Un ouvrage sympathique, sensible, au trait fin très agréable, mais qui ne me marquera pas pour très longtemps.

Une mention spéciale pour l’une des dernières pages (page 115 exactement) qui rend hommage sur un cri d’Elena au peintre Edvard Munch en reprenant plusieurs tableaux : Cendres, Le baiser sur la plage au clair de lune, Le Cri, Le Printemps, La Puberté, Le jour d’après, Héritage (et, pour l’une des premières cases, peut-être – je ne suis pas sûre de moi pour ceux-là – Le Désespoir ou Soirée sur l’avenue Karl Johan).
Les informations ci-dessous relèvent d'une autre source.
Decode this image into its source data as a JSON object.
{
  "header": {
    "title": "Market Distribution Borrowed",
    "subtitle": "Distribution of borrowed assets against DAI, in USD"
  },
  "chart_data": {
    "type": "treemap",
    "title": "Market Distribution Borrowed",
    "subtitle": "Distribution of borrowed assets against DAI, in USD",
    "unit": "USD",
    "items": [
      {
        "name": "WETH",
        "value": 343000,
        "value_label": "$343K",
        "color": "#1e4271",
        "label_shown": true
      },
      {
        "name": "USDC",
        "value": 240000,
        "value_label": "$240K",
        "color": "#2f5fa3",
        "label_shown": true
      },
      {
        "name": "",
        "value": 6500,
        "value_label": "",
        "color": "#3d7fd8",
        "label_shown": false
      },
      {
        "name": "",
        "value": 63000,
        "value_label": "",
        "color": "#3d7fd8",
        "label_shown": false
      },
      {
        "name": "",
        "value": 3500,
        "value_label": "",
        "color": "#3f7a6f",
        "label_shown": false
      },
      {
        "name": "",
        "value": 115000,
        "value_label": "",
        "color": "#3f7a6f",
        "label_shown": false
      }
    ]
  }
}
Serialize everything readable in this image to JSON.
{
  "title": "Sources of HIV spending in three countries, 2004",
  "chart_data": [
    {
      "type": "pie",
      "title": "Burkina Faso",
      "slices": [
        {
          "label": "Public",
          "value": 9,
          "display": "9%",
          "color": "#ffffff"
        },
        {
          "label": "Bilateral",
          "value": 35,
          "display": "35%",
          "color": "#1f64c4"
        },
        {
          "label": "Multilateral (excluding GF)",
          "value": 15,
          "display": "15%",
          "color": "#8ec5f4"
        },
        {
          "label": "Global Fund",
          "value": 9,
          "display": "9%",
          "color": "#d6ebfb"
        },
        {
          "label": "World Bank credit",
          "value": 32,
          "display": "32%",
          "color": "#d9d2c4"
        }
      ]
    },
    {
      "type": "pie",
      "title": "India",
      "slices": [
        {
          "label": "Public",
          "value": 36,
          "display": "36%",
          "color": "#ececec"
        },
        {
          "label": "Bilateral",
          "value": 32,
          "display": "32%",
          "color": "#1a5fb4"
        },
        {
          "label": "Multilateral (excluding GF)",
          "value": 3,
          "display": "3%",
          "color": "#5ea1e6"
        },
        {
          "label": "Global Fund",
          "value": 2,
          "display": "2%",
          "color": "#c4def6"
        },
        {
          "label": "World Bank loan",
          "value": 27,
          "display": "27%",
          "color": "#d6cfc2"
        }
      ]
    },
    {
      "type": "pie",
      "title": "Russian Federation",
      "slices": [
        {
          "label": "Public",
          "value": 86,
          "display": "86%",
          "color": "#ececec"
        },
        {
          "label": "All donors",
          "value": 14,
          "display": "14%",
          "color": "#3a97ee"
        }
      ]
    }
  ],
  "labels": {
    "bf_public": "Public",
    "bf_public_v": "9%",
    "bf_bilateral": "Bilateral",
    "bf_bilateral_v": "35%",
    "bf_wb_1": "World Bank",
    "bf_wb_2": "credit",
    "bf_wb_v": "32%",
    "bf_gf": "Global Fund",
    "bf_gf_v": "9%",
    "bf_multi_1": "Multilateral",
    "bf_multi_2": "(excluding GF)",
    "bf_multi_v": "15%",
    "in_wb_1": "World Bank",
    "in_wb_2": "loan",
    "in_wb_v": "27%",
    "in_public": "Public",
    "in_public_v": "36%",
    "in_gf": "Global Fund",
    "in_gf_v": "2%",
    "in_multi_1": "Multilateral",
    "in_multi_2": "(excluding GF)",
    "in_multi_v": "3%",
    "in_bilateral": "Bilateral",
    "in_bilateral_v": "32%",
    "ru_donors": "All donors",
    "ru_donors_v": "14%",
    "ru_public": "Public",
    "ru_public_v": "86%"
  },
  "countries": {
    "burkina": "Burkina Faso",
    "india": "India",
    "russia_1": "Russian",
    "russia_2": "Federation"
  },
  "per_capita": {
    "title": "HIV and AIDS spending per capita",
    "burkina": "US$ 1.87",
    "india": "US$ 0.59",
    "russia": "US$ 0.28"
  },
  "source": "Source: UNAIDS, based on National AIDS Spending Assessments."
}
Un artiste que j’aime beaucoup, j’ai immédiatement reconnu le pastiche.

Pour redécouvrir le Grand-Guignol, je vous conseille de découvrir l’excellente compagnie des Femmes à Barbes qui propose dans son nouveau spectacle d’improvisation, Le Grand Frisson, de revisiter ce genre en impliquant toujours le public.

« La vie est un cauchemar où chacun occupe son rôle. »

« Tétanisés par le cri le plus effroyable qu’une oreille humaine puisse entendre, les spectateurs regagnent la ville, hagards. Ils déambulent… Le cri d’Elena résonne en eux, réveillant démons enfouis et vils instincts. Certains se dévorent au clair de lune. D’autres sombrent dans la folie et s’enferment chez eux, hantés par ce cri ancestral. Sur cette note un peu stridente, s’achève ainsi l’extravagante aventure du théâtre d’épouvante. »

Les nuits rouges du théâtre d’épouvante, Alexandre Kha. Editions Tanibis, 2014. 120 pages.